The Real Reason You Shouldn’t Have Sex On The First Date

Sex_First_Date-Galore

All dating etiquette of our parent’s generation has been explicitly thrown out the window long ago (probably somewhere between sexting and Tinder).

You have sex before you start dating, you know a guys dating history before you’ve even met him in person, it’s weird as hell and our grandparents would probably shit their pants if they knew half of the shit we are doing with the opposite sex (I don’t think rim jobs were quite as common in the 40s, but who knows?).

One thing that it seems a reasonable amount of girls cling on to is the rule that they won’t have sex with a guy on the first date. Granted, in this generation the word “date” comes very loosely.

Instead of saying “I’ve never had sex on the first date” it would make more sense to say “I’ve never had sex with a guy after meeting him for the first time.” Because let’s be real, your first “date” with your boo probably involved a bar, tequila shots, and bad decisions.
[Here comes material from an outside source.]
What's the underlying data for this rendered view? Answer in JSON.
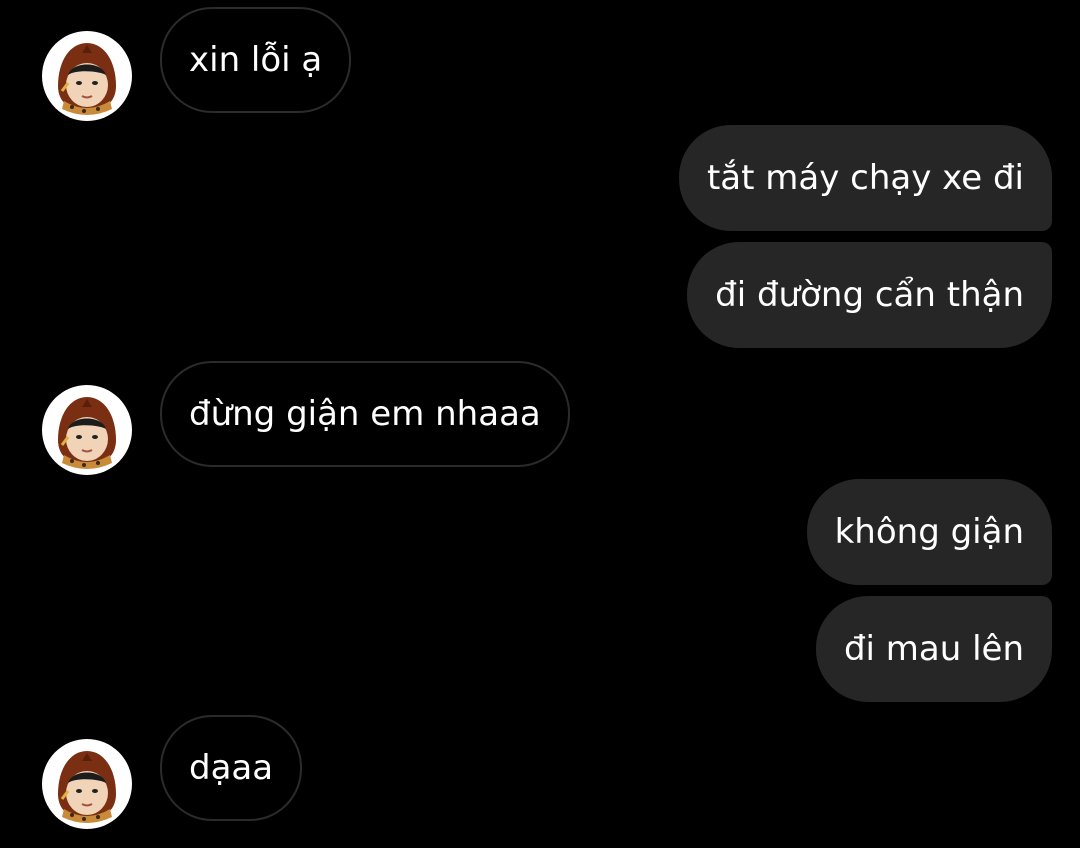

Regardless, I’ll have my guy friends complain to me that they don’t see why girls will hold off on f*cking them after one or two dates. They try to explain to me that holding out on sex isn’t going to make them like the chicks more.

However, I’m well aware of this, and if you’re still one of those girls who thinks that withholding sex to make a guy “fall for you” is going to work, you need to get your head out of your ass. I know guys who will wine and dine a girl for 7 f*cking dates, and as soon as they get in their pants, they dip out.

It blows hard, but dudes are sneaky little bastards and they know how to get what they want. Which brings me to the point that you should get what you want when it comes to sex. If you want to f*** a guy on the first date, don’t let backwards rules of “being ladylike” get in your way.

But the real reason I don’t believe in having sex on the first date is because in my opinion, casual sex kind of blows.

Sure, guys will say “sex is like pizza, even if it’s bad- it’s still pretty good.” Maybe it’s because I’m a girl, but I disagree. The best sex I’ve had is 100% in long term relationships, and it’s not because I happen to date guys who are Casanova’s in the bedroom.

It’s because the longer you’re with someone, the more comfortable you are with them, and the more likely they are to know what you like in bed.

Remember that episode in Sex and The City where Samantha finds out her dude has a really small dick and is super upset about it? Yeah, that’s kind of what will happen when you decide to have sex with a random dude and realize it’s not all you thought it would be.

Sex might have become super casual and impersonal in our society, but that doesn’t mean it should be bad. Hell, if it’s bad, why the hell would you be having it? I’m not saying don’t f*ck a dude on the first “date,” and I’m not saying that you should vow to never have casual sex again.

But, if you want to get your mind-blown in the bed, take a step back and think about how you’re going to get there.